Startled by the instruction, Anthony obeyed, and the covers clapped together with an escape of dust. He wondered where all this was leading; an
old-fashioned clock beside several ornaments on the mantelpiece revealed time getting on.
“Okay?” he asked, glancing at his informant. He might have even sounded rude as he added, “And?”
“Well, that’s what Peter Suman was trying to do,” Larry replied, his eyes bright and knowing. “He was attempting to collapse time. Or rather, he was intending to use Deepvale as an isolated pocket of reality in which he could conjure back the denizens of the Earth’s past. This, he assumed, would help him understand the origins of our humble planet. In short, he was seeking…”
But Larry needn’t finish; Anthony already had his next phrase in mind. After all, he’d used it himself the previous week, in his final lecture at university.
“…he was seeking the God’s-eye view,” he said, and didn’t flinch as the historian leaned forwards in his chair. “He wanted to perceive everything at the same time.”
“You know about this?”
“I’m a psychologist.”
“Ah…I see.”
There were other issues Anthony wished to pursue—something vague at the back of his mind about thumbs, and a lingering suspicion that Larry had withheld crucial information about Peter Suman—but that was when his responsibilities as a husband and father returned.

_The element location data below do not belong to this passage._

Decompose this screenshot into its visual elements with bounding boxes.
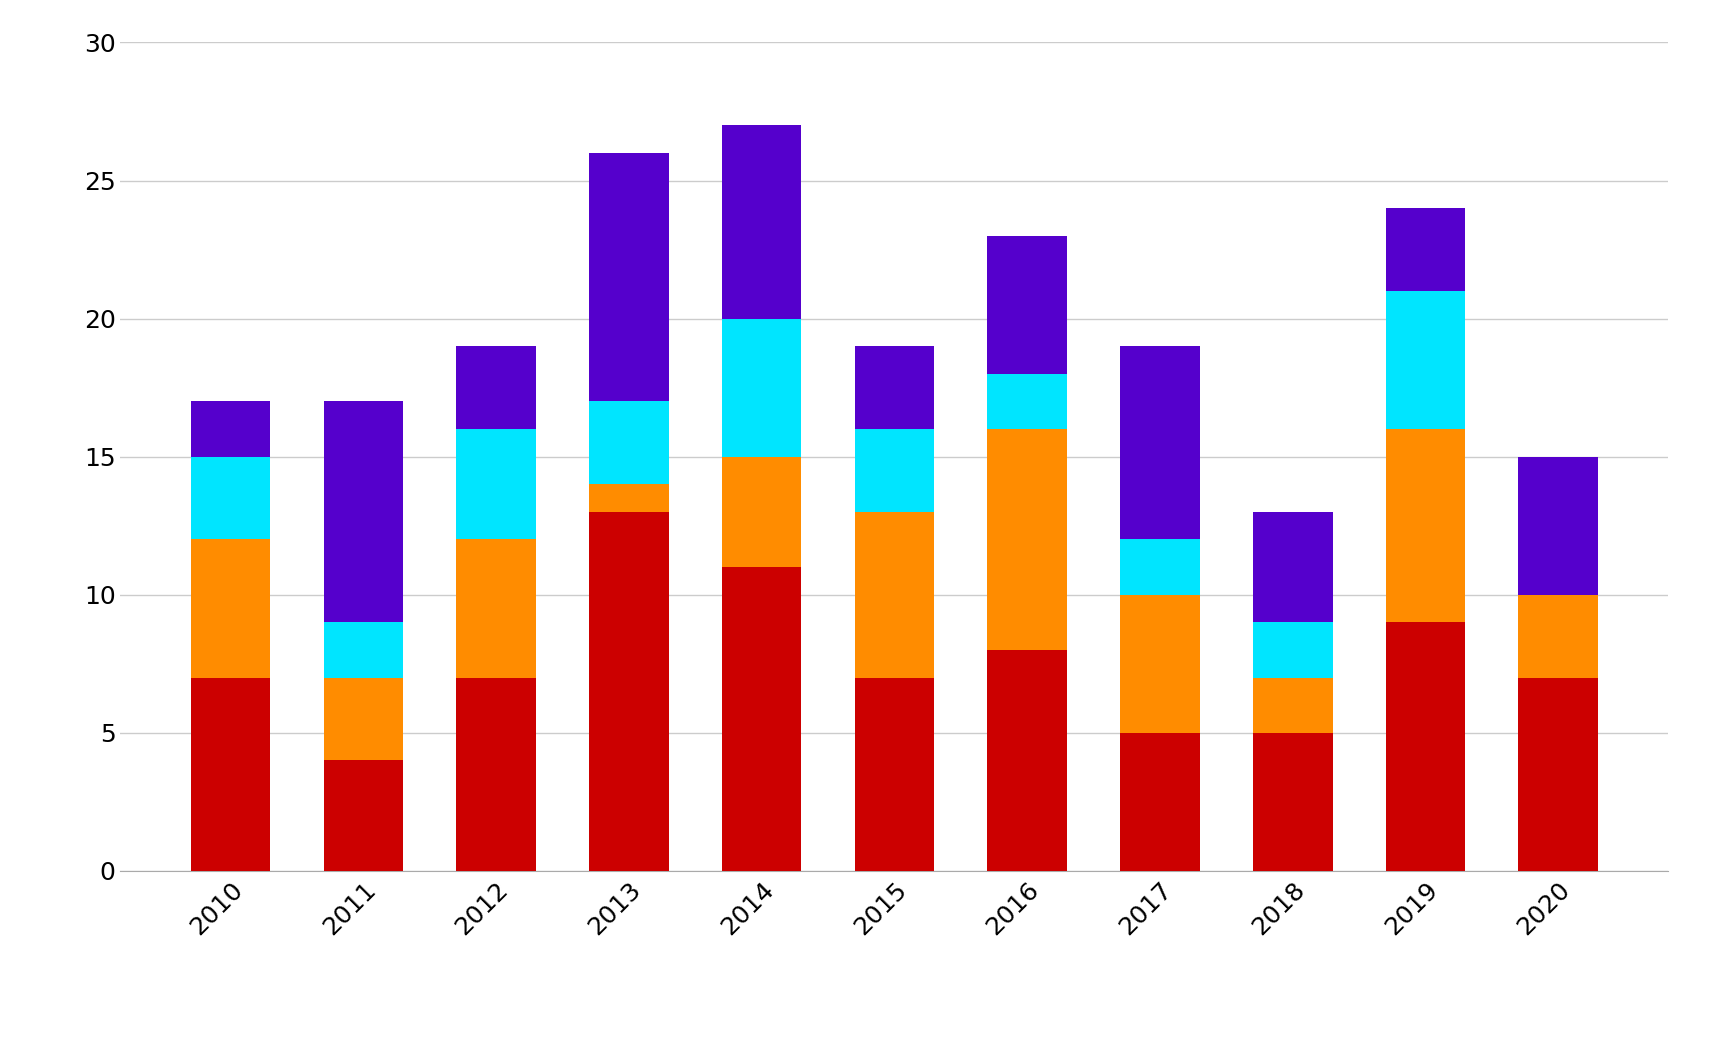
Bar [987, 236, 1066, 374]
Bar [1386, 208, 1465, 291]
Bar [191, 457, 270, 539]
Bar [722, 567, 802, 871]
Bar [323, 401, 402, 622]
Bar [588, 484, 669, 512]
Bar [1120, 595, 1201, 733]
Bar [323, 678, 402, 760]
Bar [1252, 678, 1333, 733]
Bar [588, 512, 669, 871]
Bar [1519, 595, 1598, 678]
Bar [456, 429, 537, 539]
Bar [191, 401, 270, 457]
Bar [1120, 733, 1201, 871]
Bar [1519, 457, 1598, 595]
Bar [323, 760, 402, 871]
Bar [456, 346, 537, 429]
Bar [1252, 512, 1333, 622]
Bar [987, 374, 1066, 429]
Bar [722, 319, 802, 457]
Bar [323, 622, 402, 678]
Bar [855, 346, 934, 429]
Bar [1519, 678, 1598, 871]
Bar [456, 678, 537, 871]
Bar [1120, 346, 1201, 539]
Bar [1120, 539, 1201, 595]
Bar [191, 539, 270, 678]
Bar [987, 650, 1066, 871]
Bar [722, 457, 802, 567]
Bar [855, 429, 934, 512]
Bar [1386, 291, 1465, 429]
Bar [855, 512, 934, 678]
Bar [1252, 733, 1333, 871]
Bar [1386, 429, 1465, 622]
Bar [1252, 622, 1333, 678]
Bar [588, 153, 669, 401]
Bar [191, 678, 270, 871]
Bar [588, 401, 669, 484]
Bar [456, 539, 537, 678]
Bar [855, 678, 934, 871]
Bar [722, 125, 802, 319]
Bar [1386, 622, 1465, 871]
Bar [987, 429, 1066, 650]
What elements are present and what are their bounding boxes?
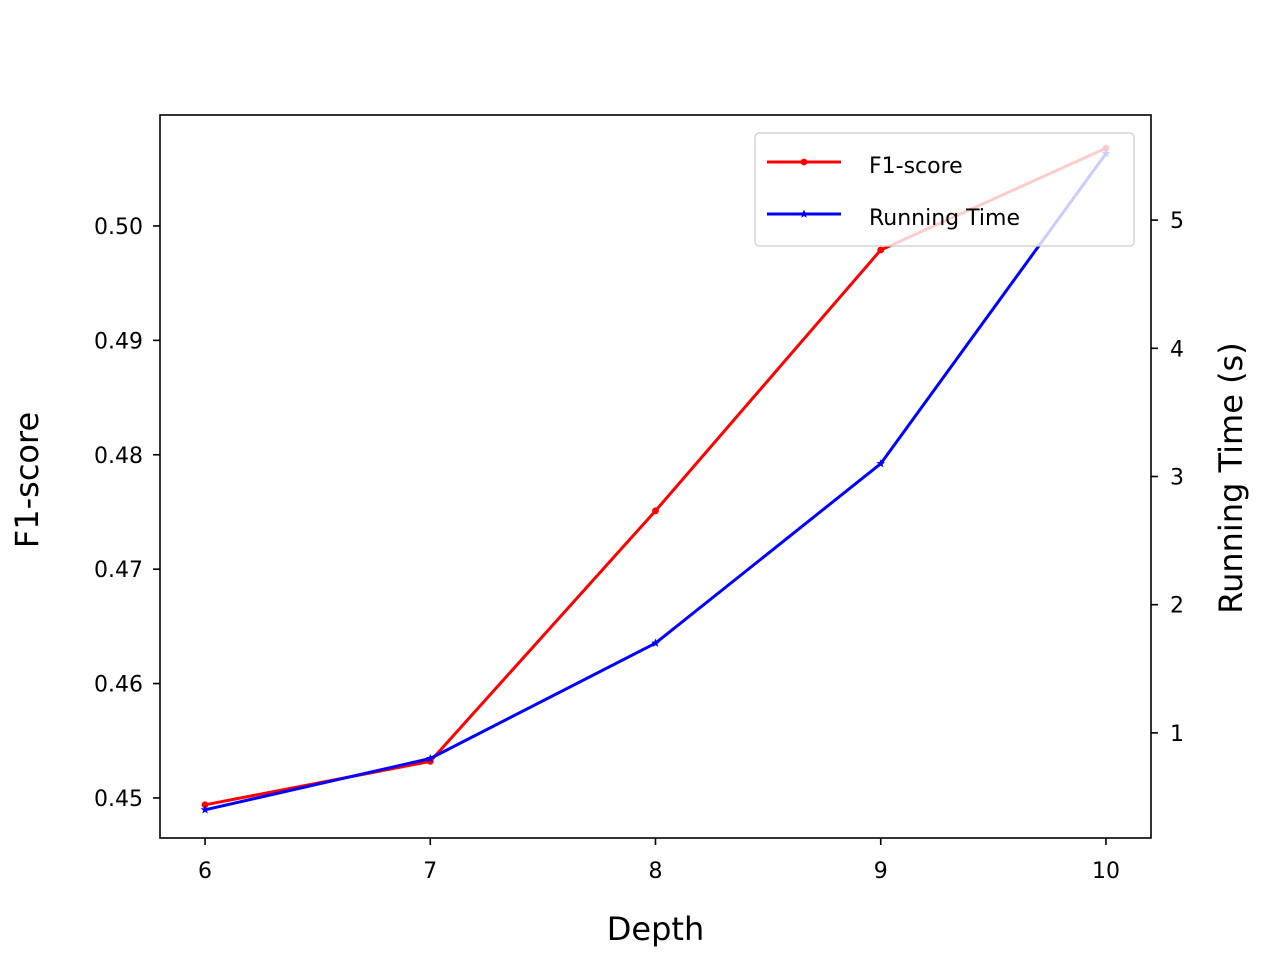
data-point-time: [425, 753, 435, 763]
y-tick-label: 0.50: [94, 215, 143, 240]
data-point-time: [200, 805, 210, 814]
y-tick-label: 0.45: [94, 787, 143, 812]
x-tick-label: 10: [1092, 859, 1120, 884]
legend-marker-time: [799, 209, 809, 218]
y-axis-right: 1 2 3 4 5: [1151, 209, 1184, 747]
y2-tick-label: 3: [1170, 466, 1184, 491]
legend: F1-score Running Time: [754, 132, 1135, 247]
x-tick-label: 8: [649, 859, 663, 884]
data-point-time: [876, 459, 886, 468]
x-axis-title: Depth: [607, 910, 704, 948]
x-tick-label: 7: [423, 859, 437, 884]
y-tick-label: 0.46: [94, 673, 143, 698]
y-tick-label: 0.48: [94, 444, 143, 469]
legend-label-time: Running Time: [869, 206, 1020, 231]
x-tick-label: 9: [874, 859, 888, 884]
data-point-f1: [877, 246, 885, 254]
y2-tick-label: 4: [1170, 337, 1184, 362]
legend-label-f1: F1-score: [869, 154, 963, 179]
legend-marker-f1: [800, 158, 808, 166]
y2-tick-label: 1: [1170, 722, 1184, 747]
y-tick-label: 0.49: [94, 329, 143, 354]
y-axis-left: 0.45 0.46 0.47 0.48 0.49 0.50: [94, 215, 160, 812]
y-tick-label: 0.47: [94, 558, 143, 583]
y-axis-title: F1-score: [8, 412, 46, 548]
y2-tick-label: 5: [1170, 209, 1184, 234]
y2-tick-label: 2: [1170, 594, 1184, 619]
y2-axis-title: Running Time (s): [1212, 342, 1250, 613]
x-axis: 6 7 8 9 10: [198, 838, 1120, 884]
data-point-time: [651, 638, 660, 647]
data-point-f1: [652, 507, 659, 515]
data-point-f1: [201, 801, 209, 809]
x-tick-label: 6: [198, 859, 212, 884]
legend-box: [754, 132, 1135, 247]
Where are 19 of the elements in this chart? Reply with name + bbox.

“Mr. Cole…sorry, I mean, Larry…I wonder if you’ll excuse me,” he said, standing and raiding his pocket for the packet of cigarettes he hadn’t even opened today. “I’m afraid I’m going to have to leave now, but…well, may I come back soon?”
“Of course, dear fellow. Anytime at all.”
Time wasn’t a word Anthony was particularly fond of at the moment; it triggered many convoluted thoughts. But then he outpaced these concerns by making for the exit, pursued by his creeping host.